Keeney Jeriel Thomas-Richard, Ibrahimi Shaher, Zhao Liqin
Department of Pharmacology and Toxicology, School of Pharmacy, University of Kansas, Lawrence, KS, USA.
Neuroscience Graduate Program, University of Kansas, Lawrence, KS, USA.
J Alzheimers Dis. 2015;48(2):411-24. doi: 10.3233/JAD-150348.
Three major genetic isoforms of apolipoprotein E (ApoE), ApoE2, ApoE3, and ApoE4, exist in humans and lead to differences in susceptibility to Alzheimer's disease (AD). This study investigated the impact of human ApoE isoforms on brain metabolic pathways involved in glucose utilization and amyloid-β (Aβ) degradation, two major areas that are significantly perturbed in preclinical AD. Hippocampal RNA samples from middle-aged female mice with targeted human ApoE2, ApoE3, and ApoE4 gene replacement were comparatively analyzed with a qRT-PCR custom array for the expression of 85 genes involved in insulin/insulin-like growth factor (Igf) signaling. Consistent with its protective role against AD, ApoE2 brain exhibited the most metabolically robust profile among the three ApoE genotypes. When compared to ApoE2 brain, both ApoE3 and ApoE4 brains exhibited markedly reduced levels of Igf1, insulin receptor substrates (Irs), and facilitated glucose transporter 4 (Glut4), indicating reduced glucose uptake. Additionally, ApoE4 brain exhibited significantly decreased Pparg and insulin-degrading enzyme (Ide), indicating further compromised glucose metabolism and Aβ dysregulation associated with ApoE4. Protein analysis showed significantly decreased Igf1, Irs, and Glut4 in ApoE3 brain, and Igf1, Irs, Glut4, Pparg, and Ide in ApoE4 brain compared to ApoE2 brain.

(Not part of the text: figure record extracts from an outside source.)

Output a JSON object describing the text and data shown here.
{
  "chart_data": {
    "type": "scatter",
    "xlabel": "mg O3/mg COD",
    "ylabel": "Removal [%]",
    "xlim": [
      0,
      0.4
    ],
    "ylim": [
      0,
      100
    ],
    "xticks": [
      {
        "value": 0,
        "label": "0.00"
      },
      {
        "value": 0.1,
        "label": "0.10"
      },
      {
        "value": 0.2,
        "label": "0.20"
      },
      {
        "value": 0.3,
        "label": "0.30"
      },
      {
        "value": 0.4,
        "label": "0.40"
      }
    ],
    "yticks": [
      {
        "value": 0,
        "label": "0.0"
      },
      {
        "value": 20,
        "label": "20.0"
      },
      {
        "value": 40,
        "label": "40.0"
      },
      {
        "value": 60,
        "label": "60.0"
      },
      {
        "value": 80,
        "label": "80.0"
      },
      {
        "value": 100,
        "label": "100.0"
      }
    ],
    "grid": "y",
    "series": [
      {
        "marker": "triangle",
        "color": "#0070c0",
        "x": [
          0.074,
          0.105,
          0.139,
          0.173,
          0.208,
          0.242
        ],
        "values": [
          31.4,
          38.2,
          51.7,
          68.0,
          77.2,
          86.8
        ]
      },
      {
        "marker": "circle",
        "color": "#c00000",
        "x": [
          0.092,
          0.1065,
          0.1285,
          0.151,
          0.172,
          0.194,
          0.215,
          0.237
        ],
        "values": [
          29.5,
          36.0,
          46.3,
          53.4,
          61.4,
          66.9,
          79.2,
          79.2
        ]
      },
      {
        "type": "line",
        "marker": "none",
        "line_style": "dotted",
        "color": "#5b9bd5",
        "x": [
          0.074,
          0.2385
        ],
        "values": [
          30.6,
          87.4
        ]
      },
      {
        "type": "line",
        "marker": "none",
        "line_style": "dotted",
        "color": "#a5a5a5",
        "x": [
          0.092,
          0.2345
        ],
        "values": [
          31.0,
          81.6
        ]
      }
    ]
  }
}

These data provide the first documented evidence that human ApoE isoforms differentially affect brain insulin/Igf signaling and downstream glucose and amyloid metabolic pathways, illustrating a potential mechanism for their differential risk in AD. A therapeutic strategy that enhances brain insulin/Igf1 signaling activity to a more robust ApoE2-like phenotype favoring both energy production and amyloid homeostasis holds promise for AD prevention and early intervention.

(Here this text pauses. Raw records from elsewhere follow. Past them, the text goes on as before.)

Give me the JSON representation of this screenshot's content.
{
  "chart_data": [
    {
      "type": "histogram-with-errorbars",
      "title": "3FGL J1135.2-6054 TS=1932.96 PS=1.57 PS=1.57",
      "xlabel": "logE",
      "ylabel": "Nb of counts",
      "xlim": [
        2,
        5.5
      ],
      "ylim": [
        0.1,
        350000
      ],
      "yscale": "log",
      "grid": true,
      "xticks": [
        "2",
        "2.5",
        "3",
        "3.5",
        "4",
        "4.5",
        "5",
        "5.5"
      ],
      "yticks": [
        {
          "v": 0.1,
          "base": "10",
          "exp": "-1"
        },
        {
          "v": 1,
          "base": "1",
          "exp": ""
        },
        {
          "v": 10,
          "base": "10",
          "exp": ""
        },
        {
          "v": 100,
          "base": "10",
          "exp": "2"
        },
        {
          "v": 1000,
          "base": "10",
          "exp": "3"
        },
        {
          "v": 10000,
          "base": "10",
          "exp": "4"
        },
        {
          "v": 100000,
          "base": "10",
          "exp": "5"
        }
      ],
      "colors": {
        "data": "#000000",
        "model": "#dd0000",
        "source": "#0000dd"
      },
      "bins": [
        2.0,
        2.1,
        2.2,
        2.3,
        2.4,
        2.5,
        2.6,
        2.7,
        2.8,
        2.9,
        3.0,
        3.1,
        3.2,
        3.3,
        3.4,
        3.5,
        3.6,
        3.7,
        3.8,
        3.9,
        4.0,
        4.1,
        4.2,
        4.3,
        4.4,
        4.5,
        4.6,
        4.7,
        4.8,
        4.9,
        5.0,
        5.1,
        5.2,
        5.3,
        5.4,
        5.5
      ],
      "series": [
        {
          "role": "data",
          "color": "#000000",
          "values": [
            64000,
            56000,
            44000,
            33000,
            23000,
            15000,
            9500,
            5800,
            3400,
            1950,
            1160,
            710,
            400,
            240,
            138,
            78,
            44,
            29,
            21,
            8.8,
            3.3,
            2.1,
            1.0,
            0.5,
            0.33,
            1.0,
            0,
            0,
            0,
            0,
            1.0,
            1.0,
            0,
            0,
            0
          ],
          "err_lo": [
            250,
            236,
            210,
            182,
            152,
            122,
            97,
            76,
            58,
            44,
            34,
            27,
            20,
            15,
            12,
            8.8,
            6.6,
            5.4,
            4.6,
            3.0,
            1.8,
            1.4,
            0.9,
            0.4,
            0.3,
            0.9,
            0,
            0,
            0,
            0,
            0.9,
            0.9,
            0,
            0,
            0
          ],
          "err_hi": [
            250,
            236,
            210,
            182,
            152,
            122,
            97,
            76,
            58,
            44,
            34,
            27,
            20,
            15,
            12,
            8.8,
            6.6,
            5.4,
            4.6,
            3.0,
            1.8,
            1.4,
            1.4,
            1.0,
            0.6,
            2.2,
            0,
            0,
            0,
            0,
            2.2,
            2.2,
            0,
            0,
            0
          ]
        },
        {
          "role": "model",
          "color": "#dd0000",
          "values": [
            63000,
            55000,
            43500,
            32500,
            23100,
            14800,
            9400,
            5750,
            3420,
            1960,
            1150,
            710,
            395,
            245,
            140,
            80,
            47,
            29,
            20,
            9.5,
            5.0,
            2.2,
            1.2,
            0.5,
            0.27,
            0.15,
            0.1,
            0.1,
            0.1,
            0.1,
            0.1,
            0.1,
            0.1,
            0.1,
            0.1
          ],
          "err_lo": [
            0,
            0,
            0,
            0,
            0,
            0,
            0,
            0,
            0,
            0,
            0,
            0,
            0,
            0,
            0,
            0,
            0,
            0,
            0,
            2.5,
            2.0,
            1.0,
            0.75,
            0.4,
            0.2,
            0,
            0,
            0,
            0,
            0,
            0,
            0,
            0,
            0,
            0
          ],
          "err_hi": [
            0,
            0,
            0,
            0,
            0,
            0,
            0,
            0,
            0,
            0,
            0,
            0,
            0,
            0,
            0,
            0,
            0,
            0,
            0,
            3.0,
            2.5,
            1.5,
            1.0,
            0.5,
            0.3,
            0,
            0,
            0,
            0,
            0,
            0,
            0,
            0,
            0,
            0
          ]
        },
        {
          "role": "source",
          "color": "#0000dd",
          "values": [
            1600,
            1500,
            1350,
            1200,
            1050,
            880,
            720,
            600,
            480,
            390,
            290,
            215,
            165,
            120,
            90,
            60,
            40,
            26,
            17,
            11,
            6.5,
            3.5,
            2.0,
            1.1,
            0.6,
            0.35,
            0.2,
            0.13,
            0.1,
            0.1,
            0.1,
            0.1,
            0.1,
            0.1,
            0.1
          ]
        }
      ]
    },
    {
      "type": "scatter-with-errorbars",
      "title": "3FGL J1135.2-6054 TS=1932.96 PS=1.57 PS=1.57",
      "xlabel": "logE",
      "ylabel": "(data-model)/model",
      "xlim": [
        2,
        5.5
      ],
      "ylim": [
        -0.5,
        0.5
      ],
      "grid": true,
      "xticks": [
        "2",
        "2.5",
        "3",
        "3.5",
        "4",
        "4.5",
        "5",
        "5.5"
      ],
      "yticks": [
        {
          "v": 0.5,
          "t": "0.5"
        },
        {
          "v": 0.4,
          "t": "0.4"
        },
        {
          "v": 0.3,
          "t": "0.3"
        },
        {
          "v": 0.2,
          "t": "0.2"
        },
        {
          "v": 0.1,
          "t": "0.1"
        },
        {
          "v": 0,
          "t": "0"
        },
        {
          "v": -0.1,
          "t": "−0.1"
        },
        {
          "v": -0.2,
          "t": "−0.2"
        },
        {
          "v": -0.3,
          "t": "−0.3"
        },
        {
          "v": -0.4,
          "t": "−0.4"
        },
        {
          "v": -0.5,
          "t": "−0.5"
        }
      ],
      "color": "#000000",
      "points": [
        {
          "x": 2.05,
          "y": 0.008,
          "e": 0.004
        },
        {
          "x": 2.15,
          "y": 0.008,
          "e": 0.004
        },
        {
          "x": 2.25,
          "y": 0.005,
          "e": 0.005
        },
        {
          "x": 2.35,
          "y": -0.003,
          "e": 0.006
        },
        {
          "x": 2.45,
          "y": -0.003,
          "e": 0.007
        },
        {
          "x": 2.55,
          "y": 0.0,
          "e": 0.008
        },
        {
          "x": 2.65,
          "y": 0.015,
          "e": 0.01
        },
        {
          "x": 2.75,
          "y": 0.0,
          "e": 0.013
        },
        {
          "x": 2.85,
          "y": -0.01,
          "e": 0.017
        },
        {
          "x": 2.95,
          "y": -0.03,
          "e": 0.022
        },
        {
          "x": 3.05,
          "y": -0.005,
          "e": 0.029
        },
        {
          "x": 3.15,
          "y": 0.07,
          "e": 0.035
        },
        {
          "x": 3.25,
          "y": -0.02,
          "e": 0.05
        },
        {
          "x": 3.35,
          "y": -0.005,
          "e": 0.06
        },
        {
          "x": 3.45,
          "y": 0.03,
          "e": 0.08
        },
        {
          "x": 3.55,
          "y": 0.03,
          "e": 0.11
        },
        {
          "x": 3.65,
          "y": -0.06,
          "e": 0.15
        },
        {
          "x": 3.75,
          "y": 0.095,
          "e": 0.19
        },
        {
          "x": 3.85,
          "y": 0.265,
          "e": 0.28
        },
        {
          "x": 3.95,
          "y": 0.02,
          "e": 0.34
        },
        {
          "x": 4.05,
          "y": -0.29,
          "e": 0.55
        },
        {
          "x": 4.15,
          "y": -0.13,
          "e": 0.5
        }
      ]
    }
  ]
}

载脂蛋白E(ApoE)有三种主要的基因异构体,即ApoE2、ApoE3和ApoE4,存在于人类中,并导致患阿尔茨海默病(AD)的易感性存在差异。本研究调查了人类ApoE异构体对参与葡萄糖利用和淀粉样β蛋白(Aβ)降解的脑代谢途径的影响,这两个主要领域在临床前AD中受到显著干扰。对具有靶向人类ApoE2、ApoE3和ApoE4基因替代的中年雌性小鼠的海马RNA样本,使用qRT-PCR定制阵列对参与胰岛素/胰岛素样生长因子(Igf)信号传导的85个基因的表达进行了比较分析。与其对AD的保护作用一致,ApoE2脑在三种ApoE基因型中表现出最强大的代谢特征。与ApoE2脑相比,ApoE3和ApoE4脑均表现出Igf1、胰岛素受体底物(Irs)和易化葡萄糖转运蛋白4(Glut4)水平显著降低,表明葡萄糖摄取减少。此外,ApoE4脑表现出过氧化物酶体增殖物激活受体γ(Pparg)和胰岛素降解酶(Ide)显著降低,表明与ApoE4相关的葡萄糖代谢进一步受损和Aβ失调。蛋白质分析显示,与ApoE2脑相比,ApoE3脑中的Igf1、Irs和Glut4显著降低,ApoE4脑中的Igf1、Irs、Glut4、Pparg和Ide显著降低。这些数据提供了首个文献证据,表明人类ApoE异构体对脑胰岛素/Igf信号传导以及下游葡萄糖和淀粉样蛋白代谢途径有不同影响,阐明了它们在AD中具有不同风险的潜在机制。一种将脑胰岛素/Igf1信号传导活性增强至更强大的类似ApoE2表型的治疗策略,有利于能量产生和淀粉样蛋白稳态,有望用于AD的预防和早期干预。